Eric rédigeait son journal intime sur son ordinateur.
"Tout à l'heure, Marie m'a demandé pourquoi je ne dors pas la nuit. La vérité, c'est que je n'ai jamais sommeil. Je bois du sang spécial qui me tient éveillé jour et nuit. J'imagine nos ancêtres, qui ne dormaient qu'au lever du soleil. Contrairement aux vieilles histoires, ils ne dormaient pas dans des cercueils. Quelle idée ! L'ail ne leur était pas non plus nuisible. En fait, je crois que vampires et humains se ressemblent beaucoup. Je me considère moi-même comme humain. Il ne faut pas non plus oublier que j'ai un bac +8 et c'est un diplôme bien humain !
Bref, maintenant, l'Ombre s'est réveillée. Je ne pensais pas vivre assez longtemps pour assister à cet évènement. En fait, je me suis planté dans mes calculs. J'avais prévu le retour de l'Ombre pour 2500... Je me suis gouré d'un demi-siècle...
Je vais écouter la radio sur le web. Si Sofia est morte, peut-être en parlera-t-on..."
John Chan ne trouvait pas le sommeil. Il pensait trop à Sofia, sa cousine, qui ne s'était pas montrée. Leurs deux familles s'étaient unies, d'où le même nom mais deux ancêtres différents parmi les treize premiers vampires.
John était chinois et fier de l'être, et il ressemblait beaucoup à John Lennon. Il possédait donc un physique agréable et de longs cheveux noirs plutôt splendides qui lui cachaient les yeux. Lorsqu'il pleurait, il avait la chevelure toute trempée; aussi il évitait de pleurer trop souvent. Mais ce soir, il ne put se retenir.
L'Ombre glissa le long de l'arbre et se promena dans la ville, interrompant sa balade de temps à autre pour se faufiler dans une maison, par une fenêtre.
- Si l'ombre passe treize jours sans bouffer l'un de nous, il y a des chances pour qu'elle commence à agoniser.
- Génial, fit Marie.
Eric ferma son ordinateur et ajouta :
- Et Elene ?
- Un cauchemar... rien de grave. Tu as appelé Sofia ?
- Oui. Toutes les dix minutes. Je crois... qu'il va falloir compter les treize jours à partir de maintenant. On vient d'annoncer de nouvelles victimes à la radio... Il y avait la description de Sofia.
L'Ombre cherchait les autres. Elle ne pensait pas vraiment, mais son esprit primitif se demandait où pouvaient bien se cacher les douze autres repas.

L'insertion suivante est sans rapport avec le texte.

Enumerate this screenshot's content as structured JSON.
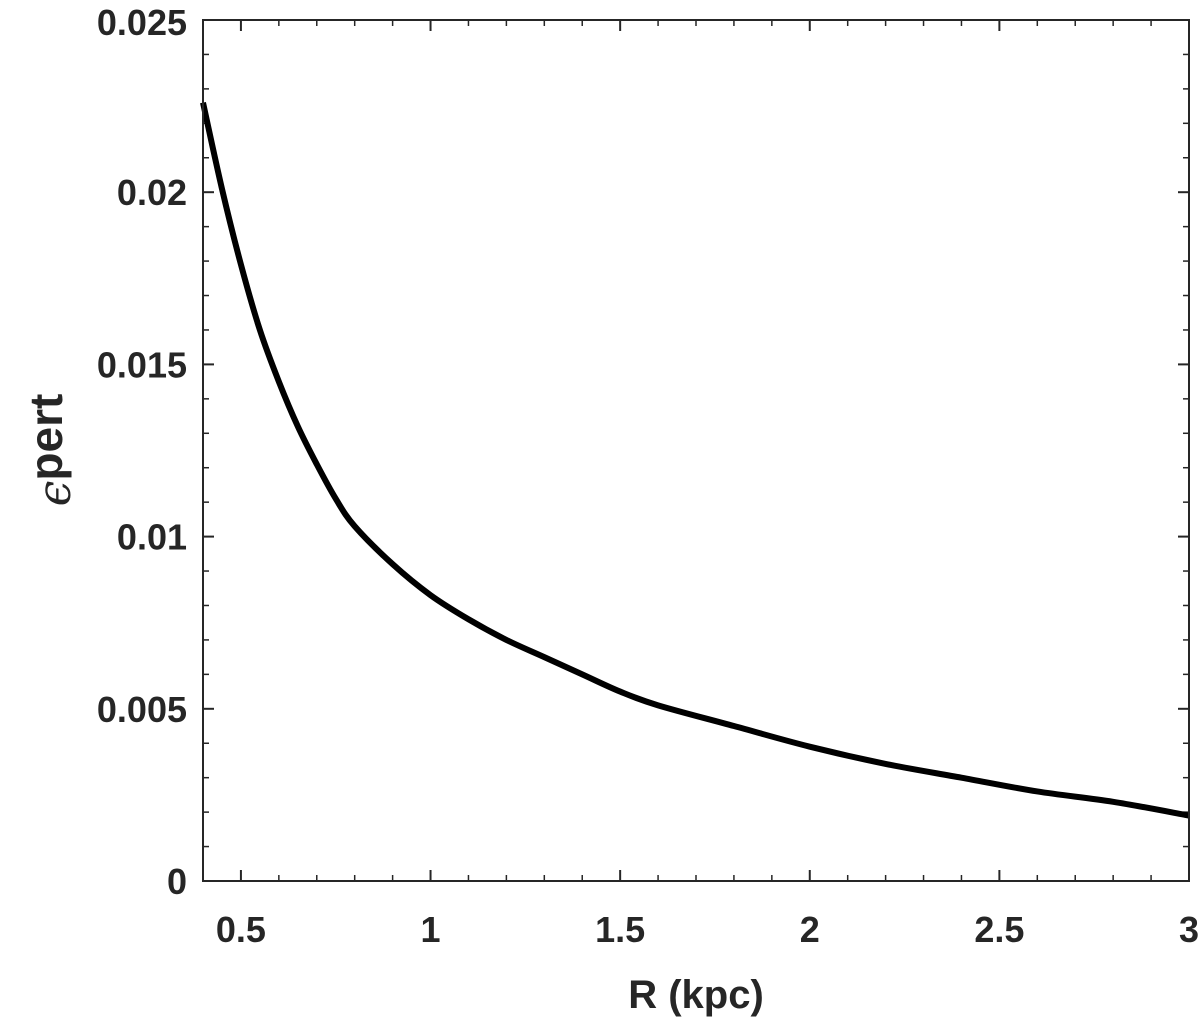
{
  "chart_data": {
    "type": "line",
    "title": "",
    "xlabel": "R (kpc)",
    "ylabel": {
      "symbol": "ϵ",
      "subscript": "pert"
    },
    "xlim": [
      0.4,
      3
    ],
    "ylim": [
      0,
      0.025
    ],
    "x_ticks": [
      0.5,
      1,
      1.5,
      2,
      2.5,
      3
    ],
    "x_tick_labels": [
      "0.5",
      "1",
      "1.5",
      "2",
      "2.5",
      "3"
    ],
    "y_ticks": [
      0,
      0.005,
      0.01,
      0.015,
      0.02,
      0.025
    ],
    "y_tick_labels": [
      "0",
      "0.005",
      "0.01",
      "0.015",
      "0.02",
      "0.025"
    ],
    "x_minor_step": 0.1,
    "y_minor_step": 0.001,
    "grid": false,
    "legend": "none",
    "series": [
      {
        "color": "#000000",
        "x": [
          0.4,
          0.45,
          0.5,
          0.55,
          0.6,
          0.65,
          0.7,
          0.75,
          0.8,
          0.9,
          1.0,
          1.1,
          1.2,
          1.3,
          1.4,
          1.5,
          1.6,
          1.8,
          2.0,
          2.2,
          2.4,
          2.6,
          2.8,
          3.0
        ],
        "values": [
          0.0226,
          0.0201,
          0.0179,
          0.016,
          0.0145,
          0.0132,
          0.0121,
          0.0111,
          0.0103,
          0.0092,
          0.0083,
          0.0076,
          0.007,
          0.0065,
          0.006,
          0.0055,
          0.0051,
          0.0045,
          0.0039,
          0.0034,
          0.003,
          0.0026,
          0.0023,
          0.0019
        ]
      }
    ]
  }
}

Vingt kilomètres plus loin, deux vampires appelés Barbara Pitt et Aiden Albrey préparaient le petit déjeuner. Seule Laine Sheep dormait encore profondément en cette heure matinale.
- C'est exaspérant de voir qu'il y a des gens capables de dormir autant ! s'énerva Elene.
Enfin, Laine se réveilla et s'installa à table avec les autres qui entamaient des omelettes légèrement brûlées. John Chan n'avait pas quitté sa chambre. Tous avaient à présent à l'esprit la mort de l'une des leurs, Sofia. Les vampires avaient commencé à disparaître.
- Nous sommes enfermés ici pour treize jours, annonça Eric. Il va falloir faire preuve de patience.
- Merde !!!!! hurla David Amsterdam, à bout de nerfs.
- Calme-toi, fit son homonyme David Caden.
- C'est clair que treize jours sans mettre le nez dehors, ce sera pas la fête, remarqua Louis Bridge.
- J'ai des réserves de sang, fit Eric. Si on se rationne, ça suffira.